The existing warning text (⚠️ Found imports from 'react-on-rails'...) and the fix guidance (import ReactOnRails from 'react-on-rails-pro') were written for import/require cases only. Now that the scanner also catches Jest mocks and declare module blocks, the message can mislead users:

  • A test file with jest.mock('react-on-rails', ...) doesn't need a new import statement — it needs the mock target updated to 'react-on-rails-pro', or the mock deleted.
  • A .d.ts declaration file with declare module 'react-on-rails' needs the block deleted or retargeted, not an import added.

The success path also reads "No base 'react-on-rails' imports found" — technically wrong now that mocks and type declarations are in scope.

Suggested language update (in check_base_package_imports, around line 2778):

checker.add_success("✅ No base 'react-on-rails' references found (Pro package used correctly)")
# ...
checker.add_warning(<<~MSG.strip)
  ⚠️  Found references to 'react-on-rails' instead of 'react-on-rails-pro':
  #{files_with_base_import.map { |f| "  • #{f}" }.join("\n")}

  The base package is a transitive dependency of Pro, so these references resolve
  silently but load the base version without Pro features.

  Fix: replace base-package references with their Pro equivalents:
    import ReactOnRails from 'react-on-rails-pro';         // ES import (server)
    import ReactOnRails from 'react-on-rails-pro/client';  // ES import (client)
    jest.mock('react-on-rails-pro', ...)                   // Jest/Vitest mock
    // delete stale 'declare module' blocks in .d.ts files
MSG

declare module test file is not covered by the glob

The test creates app/javascript/types/react-on-rails.d.ts, and *.ts does match .d.ts files (glob * matches .), so the test works today. Worth a brief note in the test or a comment on the constant that .d.ts files are intentionally included via the *.ts glob — this isn't obvious to future readers and could be accidentally broken if someone restricts the glob to exclude type-declaration files.
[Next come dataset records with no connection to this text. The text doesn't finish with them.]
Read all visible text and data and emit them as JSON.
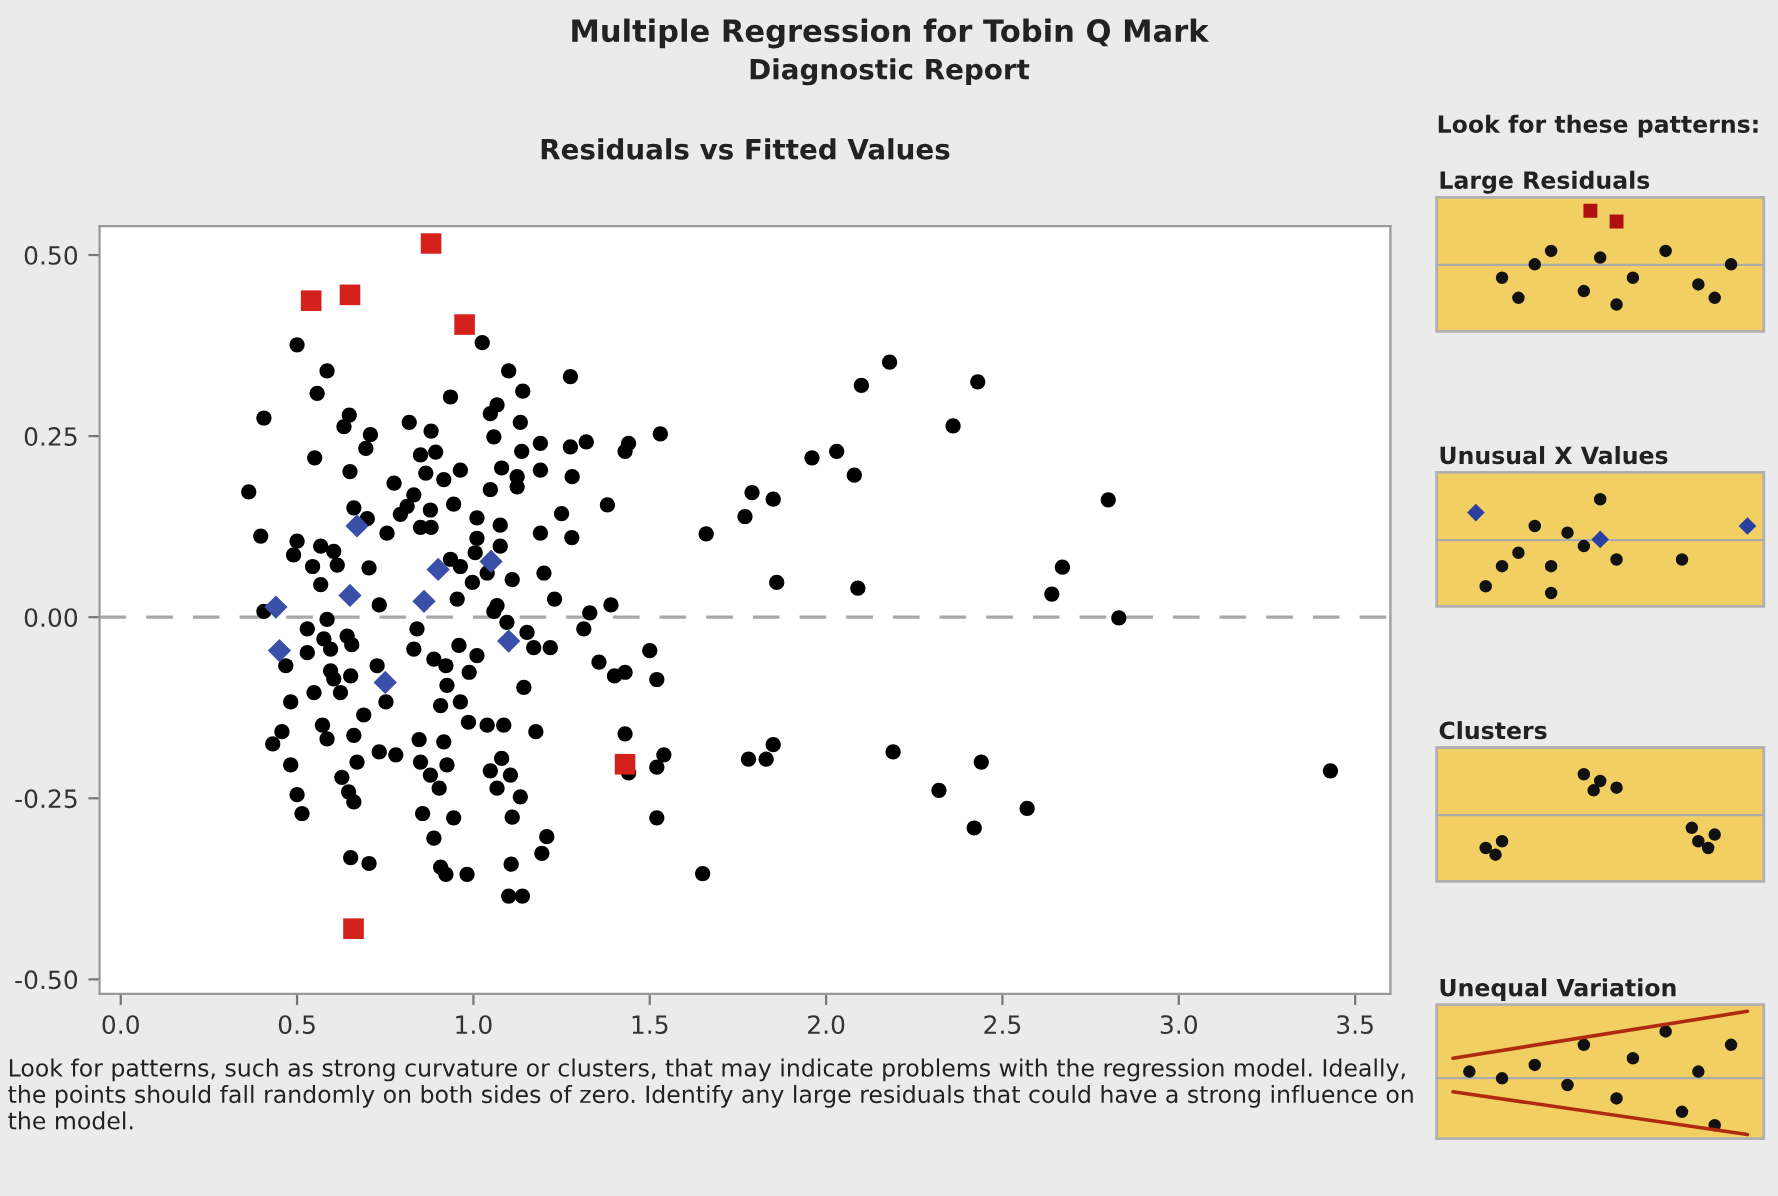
{
  "chart_data": {
    "type": "scatter",
    "title": "Multiple Regression for Tobin Q Mark",
    "subtitle": "Diagnostic Report",
    "annotations": [
      "Residuals vs Fitted Values",
      "Look for these patterns:",
      "Large Residuals",
      "Unusual X Values",
      "Clusters",
      "Unequal Variation",
      "Look for patterns, such as strong curvature or clusters, that may indicate problems with the regression model. Ideally, the points should fall randomly on both sides of zero. Identify any large residuals that could have a strong influence on the model."
    ],
    "xlim": [
      -0.06,
      3.6
    ],
    "xticks": [
      {
        "value": 0,
        "label": "0.0"
      },
      {
        "value": 0.5,
        "label": "0.5"
      },
      {
        "value": 1,
        "label": "1.0"
      },
      {
        "value": 1.5,
        "label": "1.5"
      },
      {
        "value": 2,
        "label": "2.0"
      },
      {
        "value": 2.5,
        "label": "2.5"
      },
      {
        "value": 3,
        "label": "3.0"
      },
      {
        "value": 3.5,
        "label": "3.5"
      }
    ],
    "ylim": [
      -0.52,
      0.54
    ],
    "yticks": [
      {
        "value": -0.5,
        "label": "-0.50"
      },
      {
        "value": -0.25,
        "label": "-0.25"
      },
      {
        "value": 0,
        "label": "0.00"
      },
      {
        "value": 0.25,
        "label": "0.25"
      },
      {
        "value": 0.5,
        "label": "0.50"
      }
    ],
    "grid": false,
    "legend": false,
    "ref_lines": [
      {
        "axis": "y",
        "value": 0,
        "color": "#a8a8a8",
        "line_style": "dashed"
      }
    ],
    "series": [
      {
        "color": "#000000",
        "marker": "circle",
        "x": [
          2.18,
          2.1,
          2.43,
          2.36,
          1.96,
          2.03,
          2.08,
          1.53,
          1.44,
          1.43,
          1.38,
          1.79,
          1.85,
          1.77,
          1.66,
          1.86,
          2.09,
          2.8,
          2.67,
          2.64,
          2.83,
          1.39,
          1.5,
          1.52,
          1.43,
          1.4,
          1.43,
          1.54,
          1.52,
          1.44,
          1.78,
          1.83,
          1.85,
          2.19,
          2.44,
          2.32,
          2.42,
          2.57,
          1.52,
          1.65,
          3.43,
          0.5,
          0.585,
          0.557,
          0.406,
          0.648,
          0.633,
          0.708,
          0.695,
          0.55,
          0.65,
          0.363,
          0.397,
          0.5,
          0.49,
          0.567,
          0.604,
          0.614,
          0.544,
          0.661,
          0.699,
          0.755,
          0.704,
          0.567,
          0.733,
          0.818,
          0.88,
          0.935,
          1.025,
          1.1,
          1.14,
          1.067,
          1.048,
          1.133,
          1.058,
          1.275,
          1.19,
          1.275,
          1.32,
          1.137,
          0.85,
          0.893,
          0.865,
          0.916,
          0.963,
          1.08,
          1.19,
          1.28,
          0.775,
          0.831,
          0.812,
          0.793,
          0.878,
          0.944,
          1.048,
          1.124,
          1.124,
          1.01,
          1.076,
          1.25,
          0.85,
          0.88,
          1.01,
          1.005,
          1.076,
          1.19,
          1.279,
          1.11,
          1.039,
          0.963,
          0.935,
          1.2,
          1.23,
          1.067,
          0.954,
          0.997,
          1.33,
          0.406,
          0.529,
          0.585,
          0.576,
          0.529,
          0.468,
          0.482,
          0.595,
          0.595,
          0.642,
          0.655,
          0.548,
          0.604,
          0.623,
          0.652,
          0.727,
          0.752,
          0.689,
          0.572,
          0.585,
          0.661,
          0.457,
          0.431,
          0.482,
          0.67,
          0.627,
          0.5,
          0.646,
          0.661,
          0.514,
          0.733,
          0.78,
          0.846,
          0.916,
          0.85,
          0.878,
          0.925,
          0.903,
          0.856,
          0.944,
          0.888,
          0.652,
          0.704,
          0.907,
          0.922,
          0.982,
          0.84,
          0.831,
          0.888,
          0.922,
          0.959,
          0.988,
          0.925,
          0.963,
          0.907,
          1.01,
          1.058,
          1.095,
          1.152,
          0.986,
          1.039,
          1.086,
          1.177,
          1.08,
          1.048,
          1.105,
          1.067,
          1.133,
          1.11,
          1.208,
          1.194,
          1.107,
          1.1,
          1.139,
          1.171,
          1.218,
          1.143,
          1.313,
          1.356
        ],
        "values": [
          0.352,
          0.32,
          0.325,
          0.264,
          0.22,
          0.229,
          0.196,
          0.253,
          0.24,
          0.229,
          0.155,
          0.172,
          0.163,
          0.139,
          0.115,
          0.048,
          0.04,
          0.162,
          0.069,
          0.032,
          -0.001,
          0.017,
          -0.046,
          -0.086,
          -0.076,
          -0.081,
          -0.161,
          -0.19,
          -0.207,
          -0.215,
          -0.196,
          -0.196,
          -0.176,
          -0.186,
          -0.2,
          -0.239,
          -0.291,
          -0.264,
          -0.277,
          -0.354,
          -0.212,
          0.376,
          0.34,
          0.309,
          0.275,
          0.279,
          0.263,
          0.252,
          0.233,
          0.22,
          0.201,
          0.173,
          0.112,
          0.105,
          0.086,
          0.098,
          0.091,
          0.072,
          0.07,
          0.151,
          0.136,
          0.116,
          0.068,
          0.045,
          0.017,
          0.269,
          0.257,
          0.304,
          0.379,
          0.34,
          0.312,
          0.293,
          0.281,
          0.269,
          0.249,
          0.332,
          0.24,
          0.235,
          0.242,
          0.229,
          0.224,
          0.228,
          0.199,
          0.19,
          0.203,
          0.206,
          0.203,
          0.194,
          0.185,
          0.169,
          0.153,
          0.142,
          0.148,
          0.156,
          0.176,
          0.194,
          0.18,
          0.137,
          0.127,
          0.143,
          0.124,
          0.124,
          0.109,
          0.089,
          0.098,
          0.116,
          0.11,
          0.052,
          0.061,
          0.07,
          0.08,
          0.061,
          0.025,
          0.016,
          0.025,
          0.048,
          0.006,
          0.008,
          -0.016,
          -0.003,
          -0.03,
          -0.049,
          -0.067,
          -0.117,
          -0.044,
          -0.074,
          -0.026,
          -0.038,
          -0.104,
          -0.085,
          -0.104,
          -0.081,
          -0.067,
          -0.117,
          -0.135,
          -0.149,
          -0.168,
          -0.163,
          -0.158,
          -0.175,
          -0.204,
          -0.2,
          -0.221,
          -0.245,
          -0.241,
          -0.255,
          -0.271,
          -0.186,
          -0.19,
          -0.169,
          -0.172,
          -0.2,
          -0.218,
          -0.204,
          -0.236,
          -0.271,
          -0.277,
          -0.305,
          -0.332,
          -0.34,
          -0.345,
          -0.355,
          -0.355,
          -0.016,
          -0.044,
          -0.058,
          -0.067,
          -0.039,
          -0.076,
          -0.094,
          -0.117,
          -0.122,
          -0.053,
          0.008,
          -0.007,
          -0.021,
          -0.145,
          -0.149,
          -0.149,
          -0.158,
          -0.195,
          -0.212,
          -0.218,
          -0.236,
          -0.248,
          -0.276,
          -0.303,
          -0.326,
          -0.341,
          -0.385,
          -0.385,
          -0.042,
          -0.042,
          -0.097,
          -0.016,
          -0.062
        ]
      },
      {
        "color": "#3a4fa8",
        "marker": "diamond",
        "x": [
          0.44,
          0.67,
          0.65,
          0.86,
          0.9,
          1.05,
          0.45,
          0.75,
          1.1
        ],
        "values": [
          0.014,
          0.126,
          0.03,
          0.022,
          0.066,
          0.077,
          -0.046,
          -0.09,
          -0.033
        ]
      },
      {
        "color": "#d4211c",
        "marker": "square",
        "x": [
          0.54,
          0.65,
          0.88,
          0.975,
          1.43,
          0.66
        ],
        "values": [
          0.437,
          0.445,
          0.516,
          0.404,
          -0.203,
          -0.43
        ]
      }
    ]
  }
}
No negative regression test for declare module 'react-on-rails-pro'

There's a negative test for imports from 'react-on-rails-pro' but not one for declare module 'react-on-rails-pro' { ... }. Given that the DECLARE_MODULE_PATTERN regex uses a lookahead-free negative approach (the package name must match exactly), a quick sanity spec confirming declare module 'react-on-rails-pro' does not trigger would be a cheap safety net.


Minor: requireActual semantics differ from mock

jest.requireActual('react-on-rails') is used to bypass a mock and explicitly load the real base package — intentional usage, not always a migration leftover. The current implementation flags it (which is defensible as "any base-package reference is suspect"), but if a real user hits a false positive here, the warning could be confusing. At minimum, consider documenting the decision in the constant's comment.